Colm Lacey, the chief executive of Croydon Council’s in-house development company Brick by Brick, will be part of a panel discussing the challenges and opportunities of council-led development at Property Week’s RESI Convention next month.
We caught up with him to find how its developments are progressing and what advice he would offer other councils looking to do the same.
How many homes has Brick by Brick developed so far?
We just got our 44th planning consent in the space of a year and a half, and now have 1,500 units consented. We have started on-site on around twelve of those sites, and a further twelve or so will start on-site in the next six months.
Why did you choose to set up an in-house development company rather than work in joint ventures with the private sector?
Previously, there were situations where we did not benefit as much as the other joint venture partner. Values are growing quite quickly in Croydon, and we want to be able to reinvest that money into the local area. However, Brick by Brick doesn’t mean that the council is closed to future joint venture opportunities.
What are your future plans?
Five hundred units per year is our target in perpetuity. The key challenge in achieving that will be land, as it is for any developer.
Do you worry about a potential market slowdown?
We are in a relatively niche sector – private for-sale and shared ownership in outer London. Lots of markets have slowed down, but ours has not really been one of them. If things did go really badly, we could look at changing the tenure mix, for example to include more affordable rent – for which there is an unending demand from the council.
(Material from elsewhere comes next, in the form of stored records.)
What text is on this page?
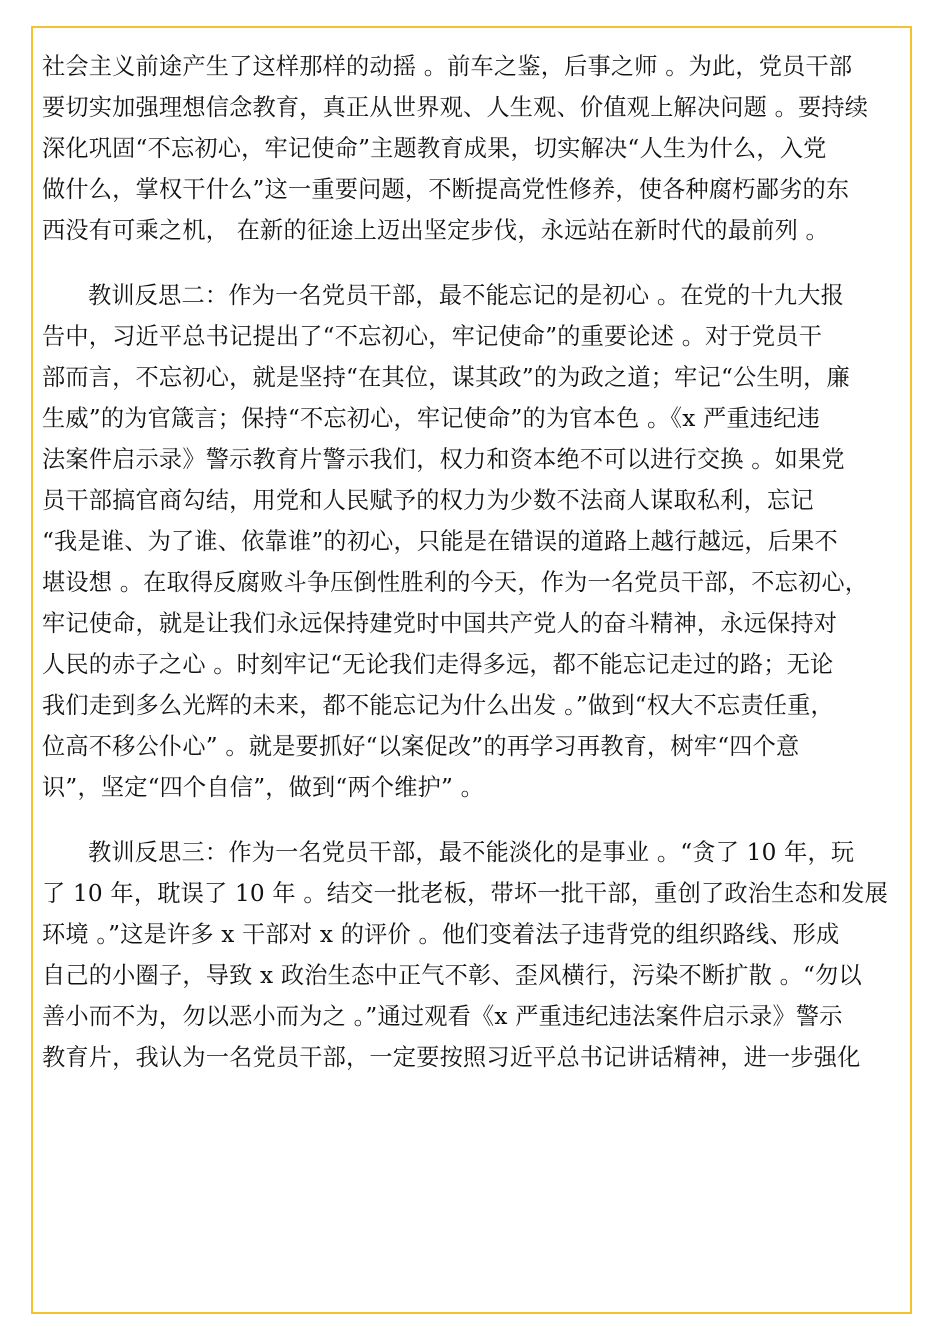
社会主义前途产生了这样那样的动摇 。前车之鉴，后事之师 。为此，党员干部
要切实加强理想信念教育，真正从世界观、人生观、价值观上解决问题 。要持续
深化巩固“不忘初心，牢记使命”主题教育成果，切实解决“人生为什么，入党
做什么，掌权干什么”这一重要问题，不断提高党性修养，使各种腐朽鄙劣的东
西没有可乘之机， 在新的征途上迈出坚定步伐，永远站在新时代的最前列 。

教训反思二：作为一名党员干部，最不能忘记的是初心 。在党的十九大报
告中，习近平总书记提出了“不忘初心，牢记使命”的重要论述 。对于党员干
部而言，不忘初心，就是坚持“在其位，谋其政”的为政之道；牢记“公生明，廉
生威”的为官箴言；保持“不忘初心，牢记使命”的为官本色 。《x 严重违纪违
法案件启示录》警示教育片警示我们，权力和资本绝不可以进行交换 。如果党
员干部搞官商勾结，用党和人民赋予的权力为少数不法商人谋取私利，忘记
“我是谁、为了谁、依靠谁”的初心，只能是在错误的道路上越行越远，后果不
堪设想 。在取得反腐败斗争压倒性胜利的今天，作为一名党员干部，不忘初心，
牢记使命，就是让我们永远保持建党时中国共产党人的奋斗精神，永远保持对
人民的赤子之心 。时刻牢记“无论我们走得多远，都不能忘记走过的路；无论
我们走到多么光辉的未来，都不能忘记为什么出发 。”做到“权大不忘责任重，
位高不移公仆心” 。就是要抓好“以案促改”的再学习再教育，树牢“四个意
识”，坚定“四个自信”，做到“两个维护” 。

教训反思三：作为一名党员干部，最不能淡化的是事业 。“贪了 10 年，玩
了 10 年，耽误了 10 年 。结交一批老板，带坏一批干部，重创了政治生态和发展
环境 。”这是许多 x 干部对 x 的评价 。他们变着法子违背党的组织路线、形成
自己的小圈子，导致 x 政治生态中正气不彰、歪风横行，污染不断扩散 。“勿以
善小而不为，勿以恶小而为之 。”通过观看《x 严重违纪违法案件启示录》警示
教育片，我认为一名党员干部，一定要按照习近平总书记讲话精神，进一步强化
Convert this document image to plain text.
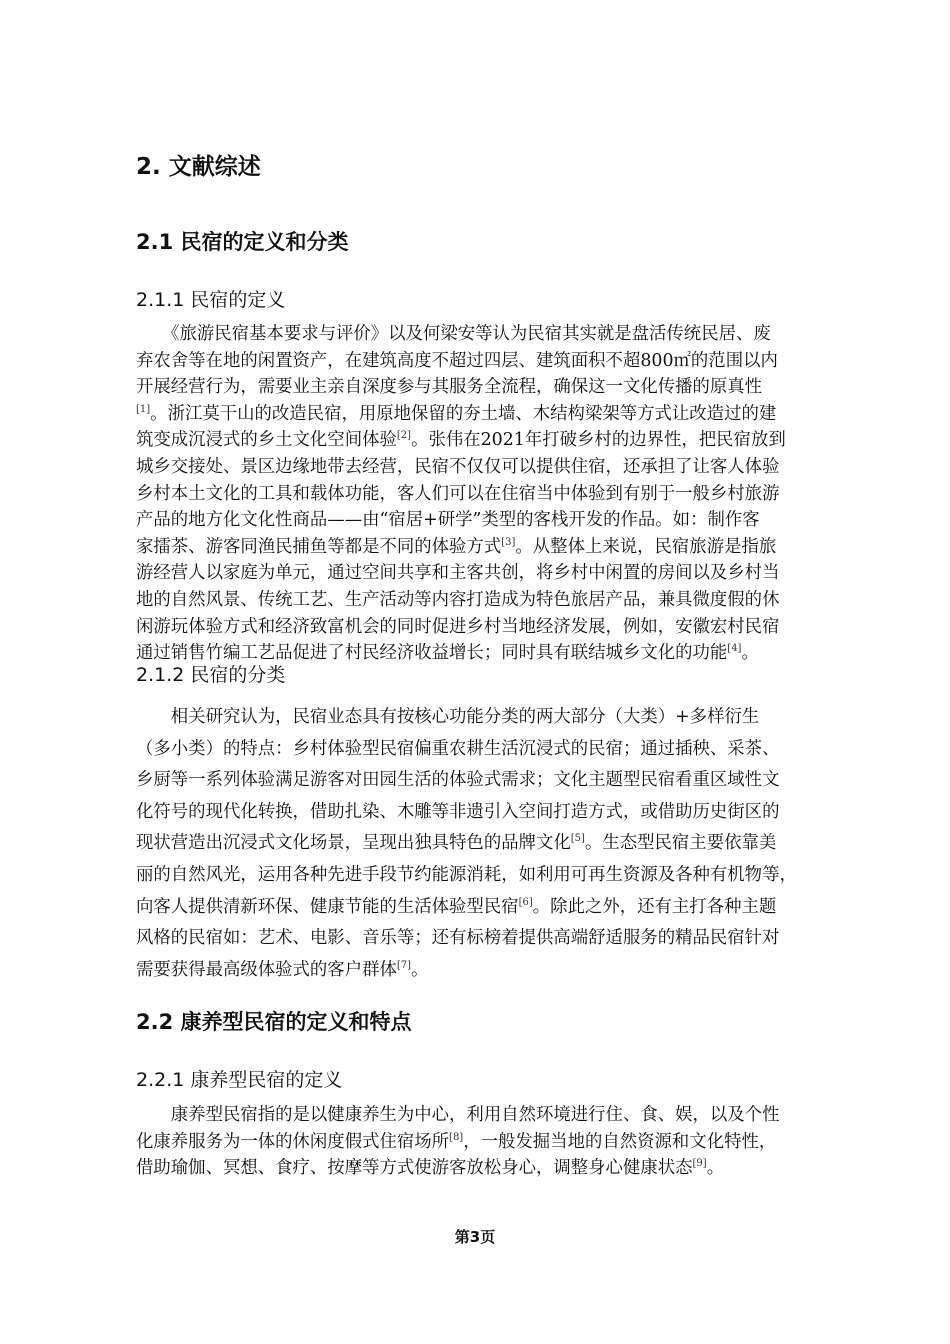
2. 文献综述
2.1 民宿的定义和分类
2.1.1 民宿的定义

　　《旅游民宿基本要求与评价》以及何梁安等认为民宿其实就是盘活传统民居、废

弃农舍等在地的闲置资产，在建筑高度不超过四层、建筑面积不超800㎡的范围以内

开展经营行为，需要业主亲自深度参与其服务全流程，确保这一文化传播的原真性

[1]。浙江莫干山的改造民宿，用原地保留的夯土墙、木结构梁架等方式让改造过的建

筑变成沉浸式的乡土文化空间体验[2]。张伟在2021年打破乡村的边界性，把民宿放到

城乡交接处、景区边缘地带去经营，民宿不仅仅可以提供住宿，还承担了让客人体验

乡村本土文化的工具和载体功能，客人们可以在住宿当中体验到有别于一般乡村旅游

产品的地方化文化性商品——由“宿居+研学”类型的客栈开发的作品。如：制作客

家擂茶、游客同渔民捕鱼等都是不同的体验方式[3]。从整体上来说，民宿旅游是指旅

游经营人以家庭为单元，通过空间共享和主客共创，将乡村中闲置的房间以及乡村当

地的自然风景、传统工艺、生产活动等内容打造成为特色旅居产品，兼具微度假的休

闲游玩体验方式和经济致富机会的同时促进乡村当地经济发展，例如，安徽宏村民宿

通过销售竹编工艺品促进了村民经济收益增长；同时具有联结城乡文化的功能[4]。

2.1.2 民宿的分类

　　相关研究认为，民宿业态具有按核心功能分类的两大部分（大类）+多样衍生

（多小类）的特点：乡村体验型民宿偏重农耕生活沉浸式的民宿；通过插秧、采茶、

乡厨等一系列体验满足游客对田园生活的体验式需求；文化主题型民宿看重区域性文

化符号的现代化转换，借助扎染、木雕等非遗引入空间打造方式，或借助历史街区的

现状营造出沉浸式文化场景，呈现出独具特色的品牌文化[5]。生态型民宿主要依靠美

丽的自然风光，运用各种先进手段节约能源消耗，如利用可再生资源及各种有机物等，

向客人提供清新环保、健康节能的生活体验型民宿[6]。除此之外，还有主打各种主题

风格的民宿如：艺术、电影、音乐等；还有标榜着提供高端舒适服务的精品民宿针对

需要获得最高级体验式的客户群体[7]。

2.2 康养型民宿的定义和特点
2.2.1 康养型民宿的定义

　　康养型民宿指的是以健康养生为中心，利用自然环境进行住、食、娱，以及个性

化康养服务为一体的休闲度假式住宿场所[8]，一般发掘当地的自然资源和文化特性，

借助瑜伽、冥想、食疗、按摩等方式使游客放松身心，调整身心健康状态[9]。

第3页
What do you make of the backlash to the council getting involved in housing development in places such as Haringey?
I believe the Momentum situation in Haringey was a specific response to a specific set of issues that had been going on locally. But it is important to remember that even if you are a council-led developer you still have to engage with local people. Some sites are more challenging than others, but broadly speaking the response to Brick by Brick has been positive.
What advice would you give to other councils wanting to set up their own development companies?
Firstly, have a really clear vision – some local development companies are perhaps trying to do too many different things. Secondly, be clear about delivery targets, and stick to them. Third, be ambitious. Many of our sites had previously been perceived as too complex or risky, but the benefit of developing them has been significant. Finally, use the skills that the council has in-house. About 25% of running a development company is development management, and the rest is other stuff – planning, keeping accounts, understanding the political landscape. All of those are skills which councils already have.